Simulating the Riddle of 100 Prisoners.

"The director of a prison offers 100 death row prisoners, who are numbered from 1 to 100, a last chance. A room contains a cupboard with 100 drawers. The director randomly puts one prisoner's number in each closed drawer. The prisoners enter the room, one after another. Each prisoner may open and look into 50 drawers in any order. The drawers are closed again afterwards. If, during this search, every prisoner finds their number in one of the drawers, all prisoners are pardoned. If even one prisoner does not find their number, all prisoners die. Before the first prisoner enters the room, the prisoners may discuss strategy — but may not communicate once the first prisoner enters to look in the drawers. What is the prisoners' best strategy?""

Pretty Unlikely

At first glance, this seems a pretty hopeless problem. In fact, it appears that the chances of all the prisoners finding their own tickets is microscopically small. After all, there is no way for the prisoners to communicate any information to each other.

With just one prisoner, he has a 50:50 chance. There are 100 boxes, and he gets to open (up to) 50 boxes looking for his ticket. If he opens the boxes at random he’ll open half the boxes, and his ticket will, or, will not be in the half he opens. His chance of success is ½.

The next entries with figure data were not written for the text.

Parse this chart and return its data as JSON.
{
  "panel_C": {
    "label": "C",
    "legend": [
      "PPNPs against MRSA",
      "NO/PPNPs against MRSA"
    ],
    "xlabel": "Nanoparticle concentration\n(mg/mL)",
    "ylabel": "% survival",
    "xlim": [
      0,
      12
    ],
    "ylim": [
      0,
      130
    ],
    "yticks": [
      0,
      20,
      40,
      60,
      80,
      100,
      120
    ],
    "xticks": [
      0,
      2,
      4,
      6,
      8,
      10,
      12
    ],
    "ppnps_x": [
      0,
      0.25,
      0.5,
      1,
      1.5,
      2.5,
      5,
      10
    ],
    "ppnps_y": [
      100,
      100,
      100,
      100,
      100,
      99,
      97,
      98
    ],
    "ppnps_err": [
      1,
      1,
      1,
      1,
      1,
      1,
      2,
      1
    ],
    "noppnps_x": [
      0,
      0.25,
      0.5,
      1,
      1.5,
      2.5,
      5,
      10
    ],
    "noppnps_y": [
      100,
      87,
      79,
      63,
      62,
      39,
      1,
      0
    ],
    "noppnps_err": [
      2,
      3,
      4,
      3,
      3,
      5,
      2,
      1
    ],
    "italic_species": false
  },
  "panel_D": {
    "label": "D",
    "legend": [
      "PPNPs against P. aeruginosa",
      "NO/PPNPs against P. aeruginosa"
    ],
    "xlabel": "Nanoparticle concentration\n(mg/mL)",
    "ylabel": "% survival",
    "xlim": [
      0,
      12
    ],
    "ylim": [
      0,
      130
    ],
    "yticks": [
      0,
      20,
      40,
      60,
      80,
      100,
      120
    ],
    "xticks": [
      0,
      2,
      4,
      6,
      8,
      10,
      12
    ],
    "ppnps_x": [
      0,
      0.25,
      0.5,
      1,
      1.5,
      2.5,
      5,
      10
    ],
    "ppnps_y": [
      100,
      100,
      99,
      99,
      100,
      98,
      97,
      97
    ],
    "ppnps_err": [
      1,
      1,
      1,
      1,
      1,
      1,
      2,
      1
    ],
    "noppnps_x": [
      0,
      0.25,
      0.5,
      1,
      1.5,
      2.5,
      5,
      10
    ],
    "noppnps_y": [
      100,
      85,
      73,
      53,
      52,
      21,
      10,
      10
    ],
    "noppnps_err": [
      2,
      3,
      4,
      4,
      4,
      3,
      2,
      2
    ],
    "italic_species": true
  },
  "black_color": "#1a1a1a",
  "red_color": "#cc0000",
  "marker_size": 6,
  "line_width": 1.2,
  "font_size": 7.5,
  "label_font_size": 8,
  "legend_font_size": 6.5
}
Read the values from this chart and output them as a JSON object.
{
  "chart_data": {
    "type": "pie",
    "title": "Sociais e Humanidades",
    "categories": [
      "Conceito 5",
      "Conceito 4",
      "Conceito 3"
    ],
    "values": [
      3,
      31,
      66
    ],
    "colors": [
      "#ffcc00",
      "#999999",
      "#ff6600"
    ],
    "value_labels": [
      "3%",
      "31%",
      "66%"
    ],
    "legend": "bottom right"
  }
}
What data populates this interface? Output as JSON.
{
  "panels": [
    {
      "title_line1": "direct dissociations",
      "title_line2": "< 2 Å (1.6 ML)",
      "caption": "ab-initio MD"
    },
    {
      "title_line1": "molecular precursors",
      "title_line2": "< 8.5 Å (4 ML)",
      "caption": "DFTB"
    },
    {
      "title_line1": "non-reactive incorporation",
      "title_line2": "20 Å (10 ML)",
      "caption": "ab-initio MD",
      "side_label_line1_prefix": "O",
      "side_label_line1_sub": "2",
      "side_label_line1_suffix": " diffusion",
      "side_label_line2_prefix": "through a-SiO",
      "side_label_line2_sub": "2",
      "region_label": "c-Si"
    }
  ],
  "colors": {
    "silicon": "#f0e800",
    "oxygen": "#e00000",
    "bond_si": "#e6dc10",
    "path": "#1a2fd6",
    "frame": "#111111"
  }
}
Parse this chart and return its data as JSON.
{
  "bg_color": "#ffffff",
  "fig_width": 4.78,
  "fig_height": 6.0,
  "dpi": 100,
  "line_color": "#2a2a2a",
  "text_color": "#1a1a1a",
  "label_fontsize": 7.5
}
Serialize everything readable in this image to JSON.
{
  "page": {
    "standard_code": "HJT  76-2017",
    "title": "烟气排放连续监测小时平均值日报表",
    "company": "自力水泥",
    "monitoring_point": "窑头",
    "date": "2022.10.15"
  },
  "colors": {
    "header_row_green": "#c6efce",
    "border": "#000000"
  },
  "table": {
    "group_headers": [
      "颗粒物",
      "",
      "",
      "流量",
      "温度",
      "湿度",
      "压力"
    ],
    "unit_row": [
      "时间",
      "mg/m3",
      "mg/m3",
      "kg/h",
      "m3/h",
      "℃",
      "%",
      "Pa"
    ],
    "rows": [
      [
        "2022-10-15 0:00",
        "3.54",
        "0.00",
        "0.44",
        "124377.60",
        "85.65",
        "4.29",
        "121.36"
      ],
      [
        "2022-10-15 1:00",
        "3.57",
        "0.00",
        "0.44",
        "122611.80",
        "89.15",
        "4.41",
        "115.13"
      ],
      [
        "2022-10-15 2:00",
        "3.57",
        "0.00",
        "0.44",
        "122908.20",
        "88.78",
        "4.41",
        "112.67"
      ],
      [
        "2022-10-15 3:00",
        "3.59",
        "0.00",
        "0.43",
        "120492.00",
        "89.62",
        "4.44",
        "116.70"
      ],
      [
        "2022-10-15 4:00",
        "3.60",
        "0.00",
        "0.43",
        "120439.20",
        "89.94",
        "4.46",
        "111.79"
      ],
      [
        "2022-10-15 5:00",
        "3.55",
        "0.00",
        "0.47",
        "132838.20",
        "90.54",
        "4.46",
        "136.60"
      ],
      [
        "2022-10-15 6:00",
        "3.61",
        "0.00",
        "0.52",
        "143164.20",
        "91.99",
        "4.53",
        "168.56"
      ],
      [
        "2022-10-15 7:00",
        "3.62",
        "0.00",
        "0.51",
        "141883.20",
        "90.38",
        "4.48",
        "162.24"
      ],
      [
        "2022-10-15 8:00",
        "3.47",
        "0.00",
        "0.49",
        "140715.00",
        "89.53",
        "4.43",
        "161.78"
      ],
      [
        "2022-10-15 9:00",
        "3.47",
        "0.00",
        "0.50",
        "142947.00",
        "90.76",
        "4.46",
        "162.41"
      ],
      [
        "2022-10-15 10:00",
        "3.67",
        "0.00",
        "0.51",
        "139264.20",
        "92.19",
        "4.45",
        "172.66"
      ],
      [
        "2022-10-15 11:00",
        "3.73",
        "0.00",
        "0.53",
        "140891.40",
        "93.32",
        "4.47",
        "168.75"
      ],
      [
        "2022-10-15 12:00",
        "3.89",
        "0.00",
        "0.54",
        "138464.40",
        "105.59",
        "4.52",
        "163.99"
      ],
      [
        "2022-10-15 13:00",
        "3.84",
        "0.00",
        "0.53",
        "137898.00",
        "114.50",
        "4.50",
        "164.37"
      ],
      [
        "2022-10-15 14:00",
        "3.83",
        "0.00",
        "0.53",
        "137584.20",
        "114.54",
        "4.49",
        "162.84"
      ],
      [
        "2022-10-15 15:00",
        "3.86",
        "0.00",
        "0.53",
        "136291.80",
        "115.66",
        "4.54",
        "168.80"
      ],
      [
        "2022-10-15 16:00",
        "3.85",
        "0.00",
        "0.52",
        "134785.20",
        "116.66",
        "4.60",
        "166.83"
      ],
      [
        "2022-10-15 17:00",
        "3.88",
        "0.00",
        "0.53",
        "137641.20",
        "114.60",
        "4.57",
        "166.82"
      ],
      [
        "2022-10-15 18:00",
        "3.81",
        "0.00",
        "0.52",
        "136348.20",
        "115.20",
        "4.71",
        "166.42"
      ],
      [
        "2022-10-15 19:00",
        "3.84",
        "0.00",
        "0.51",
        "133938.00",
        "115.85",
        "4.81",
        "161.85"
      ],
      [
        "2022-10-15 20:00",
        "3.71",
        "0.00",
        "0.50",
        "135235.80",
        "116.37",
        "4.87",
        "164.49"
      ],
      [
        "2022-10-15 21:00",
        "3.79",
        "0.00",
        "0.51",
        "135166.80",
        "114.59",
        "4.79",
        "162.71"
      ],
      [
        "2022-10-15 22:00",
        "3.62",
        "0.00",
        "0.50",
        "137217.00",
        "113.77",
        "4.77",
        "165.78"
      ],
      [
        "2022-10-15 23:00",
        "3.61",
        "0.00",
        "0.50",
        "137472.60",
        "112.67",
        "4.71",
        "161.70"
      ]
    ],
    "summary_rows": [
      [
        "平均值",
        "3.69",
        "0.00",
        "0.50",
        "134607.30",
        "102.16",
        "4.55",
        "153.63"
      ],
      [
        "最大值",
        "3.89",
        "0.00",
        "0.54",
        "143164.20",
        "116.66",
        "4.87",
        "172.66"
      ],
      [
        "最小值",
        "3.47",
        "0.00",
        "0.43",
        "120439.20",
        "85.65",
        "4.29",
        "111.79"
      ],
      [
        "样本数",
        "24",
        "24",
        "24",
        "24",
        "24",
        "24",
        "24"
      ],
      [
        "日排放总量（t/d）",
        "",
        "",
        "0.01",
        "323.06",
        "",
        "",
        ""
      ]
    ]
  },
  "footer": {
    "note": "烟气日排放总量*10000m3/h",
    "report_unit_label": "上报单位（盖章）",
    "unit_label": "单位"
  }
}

With two prisoners, if both select at random, it would also by ½ chance of success each, so for two prisoners, it is ½ × ½ = ¼.
(They will succeed one time in four).

For three prisoners it’s ½ × ½ × ½ = ⅛.

With 100 prisoners, it’s ½ × ½ × … ½ × ½ (100 times).

This is:

P_r ≈ 0.000000000000000000000000000008

That’s a pretty small chance. It appears as though the prisoners are as good as dead.